Qantara.de, a German effort to bridge the gap between the West and the Islamic world, runs an interview with Ziauddin Sardar, the British-Pakistani publisher of “Critical Muslim” a quarterly magazine that seeks to raise for debate issues the Muslims find uncomfortable to discuss. The magazine is a printed one; online, it offers only teasers of the articles with an invitation to subscribe for the full text.
The magazine seems an interesting one. Its merit may be discerned by the fact that various issues have been banned in countries worried about how extremists would react to the subjects raised.
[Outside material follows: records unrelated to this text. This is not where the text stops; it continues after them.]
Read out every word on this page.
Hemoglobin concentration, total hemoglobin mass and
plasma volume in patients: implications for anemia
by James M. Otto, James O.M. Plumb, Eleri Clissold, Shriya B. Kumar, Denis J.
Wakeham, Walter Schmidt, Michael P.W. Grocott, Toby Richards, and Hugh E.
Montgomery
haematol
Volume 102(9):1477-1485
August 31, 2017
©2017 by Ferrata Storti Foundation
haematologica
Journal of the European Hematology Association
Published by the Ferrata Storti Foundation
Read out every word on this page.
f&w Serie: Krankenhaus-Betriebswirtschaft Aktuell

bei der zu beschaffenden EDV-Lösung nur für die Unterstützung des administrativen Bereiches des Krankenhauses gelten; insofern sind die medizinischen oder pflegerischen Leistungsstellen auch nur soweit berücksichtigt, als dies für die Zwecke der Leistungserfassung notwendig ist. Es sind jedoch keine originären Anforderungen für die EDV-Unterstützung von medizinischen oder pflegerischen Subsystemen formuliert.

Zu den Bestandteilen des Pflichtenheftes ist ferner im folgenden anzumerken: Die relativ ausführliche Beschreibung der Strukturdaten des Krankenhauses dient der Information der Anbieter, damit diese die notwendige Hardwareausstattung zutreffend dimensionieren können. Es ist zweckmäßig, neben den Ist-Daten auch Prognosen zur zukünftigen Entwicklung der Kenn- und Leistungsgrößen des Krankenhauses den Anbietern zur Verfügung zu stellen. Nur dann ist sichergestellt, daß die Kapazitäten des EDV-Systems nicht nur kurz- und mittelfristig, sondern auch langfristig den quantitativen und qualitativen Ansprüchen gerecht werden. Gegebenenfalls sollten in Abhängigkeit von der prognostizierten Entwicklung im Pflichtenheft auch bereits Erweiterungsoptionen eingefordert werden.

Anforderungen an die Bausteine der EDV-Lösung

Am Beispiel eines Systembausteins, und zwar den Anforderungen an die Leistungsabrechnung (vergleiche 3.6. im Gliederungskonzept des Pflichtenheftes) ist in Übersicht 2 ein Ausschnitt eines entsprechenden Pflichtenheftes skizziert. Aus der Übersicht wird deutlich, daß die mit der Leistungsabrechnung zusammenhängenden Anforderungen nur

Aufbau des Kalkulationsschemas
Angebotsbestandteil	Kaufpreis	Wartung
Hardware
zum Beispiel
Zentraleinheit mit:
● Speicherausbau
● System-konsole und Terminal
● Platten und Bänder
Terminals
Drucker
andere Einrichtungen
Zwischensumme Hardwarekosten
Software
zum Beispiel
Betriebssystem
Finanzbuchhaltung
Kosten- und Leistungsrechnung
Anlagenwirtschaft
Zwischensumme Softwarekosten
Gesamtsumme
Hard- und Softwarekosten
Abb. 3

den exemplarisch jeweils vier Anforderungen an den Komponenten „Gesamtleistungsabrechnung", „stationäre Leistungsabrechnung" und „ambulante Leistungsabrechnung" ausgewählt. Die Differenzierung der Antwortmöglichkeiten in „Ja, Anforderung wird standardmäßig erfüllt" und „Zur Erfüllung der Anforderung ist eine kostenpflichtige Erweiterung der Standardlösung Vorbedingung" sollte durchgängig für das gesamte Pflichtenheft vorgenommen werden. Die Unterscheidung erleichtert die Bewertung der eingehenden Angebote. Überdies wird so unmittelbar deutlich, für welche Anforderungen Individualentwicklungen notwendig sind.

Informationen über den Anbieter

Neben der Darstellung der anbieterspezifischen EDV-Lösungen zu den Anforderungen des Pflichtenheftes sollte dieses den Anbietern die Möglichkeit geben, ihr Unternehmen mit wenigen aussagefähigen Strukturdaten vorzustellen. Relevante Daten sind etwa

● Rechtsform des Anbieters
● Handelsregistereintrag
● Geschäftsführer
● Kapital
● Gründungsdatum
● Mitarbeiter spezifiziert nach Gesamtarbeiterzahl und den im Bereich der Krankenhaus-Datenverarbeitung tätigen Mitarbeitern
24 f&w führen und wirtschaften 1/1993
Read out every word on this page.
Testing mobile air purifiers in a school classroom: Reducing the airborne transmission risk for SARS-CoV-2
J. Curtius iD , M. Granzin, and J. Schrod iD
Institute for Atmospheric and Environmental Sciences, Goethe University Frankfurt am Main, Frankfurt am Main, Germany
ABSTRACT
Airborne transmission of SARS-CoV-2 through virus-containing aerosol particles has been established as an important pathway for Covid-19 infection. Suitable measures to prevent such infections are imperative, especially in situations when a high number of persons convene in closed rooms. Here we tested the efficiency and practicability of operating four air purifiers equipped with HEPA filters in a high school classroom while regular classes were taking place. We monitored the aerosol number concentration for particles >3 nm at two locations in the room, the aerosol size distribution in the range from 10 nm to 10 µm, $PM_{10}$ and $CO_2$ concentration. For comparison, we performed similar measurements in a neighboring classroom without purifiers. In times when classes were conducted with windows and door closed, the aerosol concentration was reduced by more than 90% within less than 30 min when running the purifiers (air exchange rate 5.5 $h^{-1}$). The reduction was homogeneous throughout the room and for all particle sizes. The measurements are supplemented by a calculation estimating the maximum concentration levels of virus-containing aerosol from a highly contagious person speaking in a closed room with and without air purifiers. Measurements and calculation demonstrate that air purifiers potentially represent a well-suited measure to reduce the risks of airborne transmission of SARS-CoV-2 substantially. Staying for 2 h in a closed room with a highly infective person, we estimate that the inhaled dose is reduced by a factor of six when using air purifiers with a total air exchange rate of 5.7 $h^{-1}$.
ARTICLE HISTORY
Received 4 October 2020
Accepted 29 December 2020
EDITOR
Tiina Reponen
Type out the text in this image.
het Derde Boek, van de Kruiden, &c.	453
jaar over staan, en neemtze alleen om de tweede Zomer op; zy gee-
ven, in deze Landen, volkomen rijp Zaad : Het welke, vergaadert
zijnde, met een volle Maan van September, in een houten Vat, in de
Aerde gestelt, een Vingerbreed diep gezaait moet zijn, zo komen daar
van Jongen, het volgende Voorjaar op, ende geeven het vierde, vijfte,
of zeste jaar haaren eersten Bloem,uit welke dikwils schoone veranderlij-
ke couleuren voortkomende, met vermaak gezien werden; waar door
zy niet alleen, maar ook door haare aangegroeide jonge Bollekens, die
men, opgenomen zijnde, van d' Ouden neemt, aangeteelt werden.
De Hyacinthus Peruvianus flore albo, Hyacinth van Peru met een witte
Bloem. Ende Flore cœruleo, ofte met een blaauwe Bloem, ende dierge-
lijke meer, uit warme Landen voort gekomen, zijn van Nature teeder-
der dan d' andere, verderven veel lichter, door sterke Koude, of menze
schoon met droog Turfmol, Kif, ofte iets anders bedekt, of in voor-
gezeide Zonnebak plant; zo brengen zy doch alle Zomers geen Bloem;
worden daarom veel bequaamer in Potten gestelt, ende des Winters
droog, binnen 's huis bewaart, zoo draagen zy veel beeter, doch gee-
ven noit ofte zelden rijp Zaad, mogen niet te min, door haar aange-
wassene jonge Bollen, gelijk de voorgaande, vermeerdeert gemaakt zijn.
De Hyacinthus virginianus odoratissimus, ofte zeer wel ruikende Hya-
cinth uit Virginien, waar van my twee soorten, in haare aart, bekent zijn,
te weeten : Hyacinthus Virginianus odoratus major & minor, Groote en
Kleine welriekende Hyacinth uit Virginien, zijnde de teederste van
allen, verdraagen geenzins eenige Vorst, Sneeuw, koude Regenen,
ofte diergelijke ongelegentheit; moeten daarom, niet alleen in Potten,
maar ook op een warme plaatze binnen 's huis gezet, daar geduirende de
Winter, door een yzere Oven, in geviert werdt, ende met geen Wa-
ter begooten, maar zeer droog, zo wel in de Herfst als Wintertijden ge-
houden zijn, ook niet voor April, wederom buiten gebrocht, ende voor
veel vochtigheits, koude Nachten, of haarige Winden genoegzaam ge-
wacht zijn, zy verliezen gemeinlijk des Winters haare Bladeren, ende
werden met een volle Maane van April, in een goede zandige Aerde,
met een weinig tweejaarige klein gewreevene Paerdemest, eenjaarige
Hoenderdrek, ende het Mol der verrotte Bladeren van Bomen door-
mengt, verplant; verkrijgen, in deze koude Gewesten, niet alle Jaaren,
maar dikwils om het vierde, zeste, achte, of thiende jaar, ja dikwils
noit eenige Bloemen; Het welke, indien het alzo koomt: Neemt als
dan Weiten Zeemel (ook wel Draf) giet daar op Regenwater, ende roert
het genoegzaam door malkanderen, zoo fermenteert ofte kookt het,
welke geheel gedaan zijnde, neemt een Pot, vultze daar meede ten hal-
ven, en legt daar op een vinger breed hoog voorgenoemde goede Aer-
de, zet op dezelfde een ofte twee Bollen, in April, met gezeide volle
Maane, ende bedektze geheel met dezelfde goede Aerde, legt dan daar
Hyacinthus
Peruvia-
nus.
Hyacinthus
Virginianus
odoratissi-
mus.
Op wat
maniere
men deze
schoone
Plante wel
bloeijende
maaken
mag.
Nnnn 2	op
”Muslims yearn for real debate”
Interview with Muslim Scholar Ziauddin Sardar
Ziauddin Sardar is a leading British-Pakistani Muslim scholar and critic. In this interview with Susannah Tarbush, he talks about the magazine “Critical Muslim” he founded and which he sees as an “intellectual, cultural, philosophical and creative backup” for the revolutions of the Middle East
In January a year ago, a refreshingly different kind of Muslim publication, the quarterly Critical Muslim (CM), was launched in Britain. Published by London-based C Hurst & Co, CM takes the form of an attractively-produced paperback book of over 250 pages. Its stated mission is to be a quarterly of “ideas and issues showcasing ground-breaking thinking on Islam and what it means to be a Muslim in a rapidly changing, increasingly interconnected world”.
CM’s founder and editor is leading Muslim scholar, critic and public intellectual Ziauddin Sardar. Born in Pakistan in 1951, Sardar grew up in London where he still lives. He is a prolific and much-read writer: since the late 1970s he has written some 45 books as well as numerous articles and essays. Sardar’s CM co-editor is the prominent British-Syrian novelist, critic and blogger Robin Yassin-Kassab.
Qantara.de is itself worth visiting. It, too, raises issues that are of deep concern to those who care about relations between the Islamic world and the West. Luckily, its content is all online.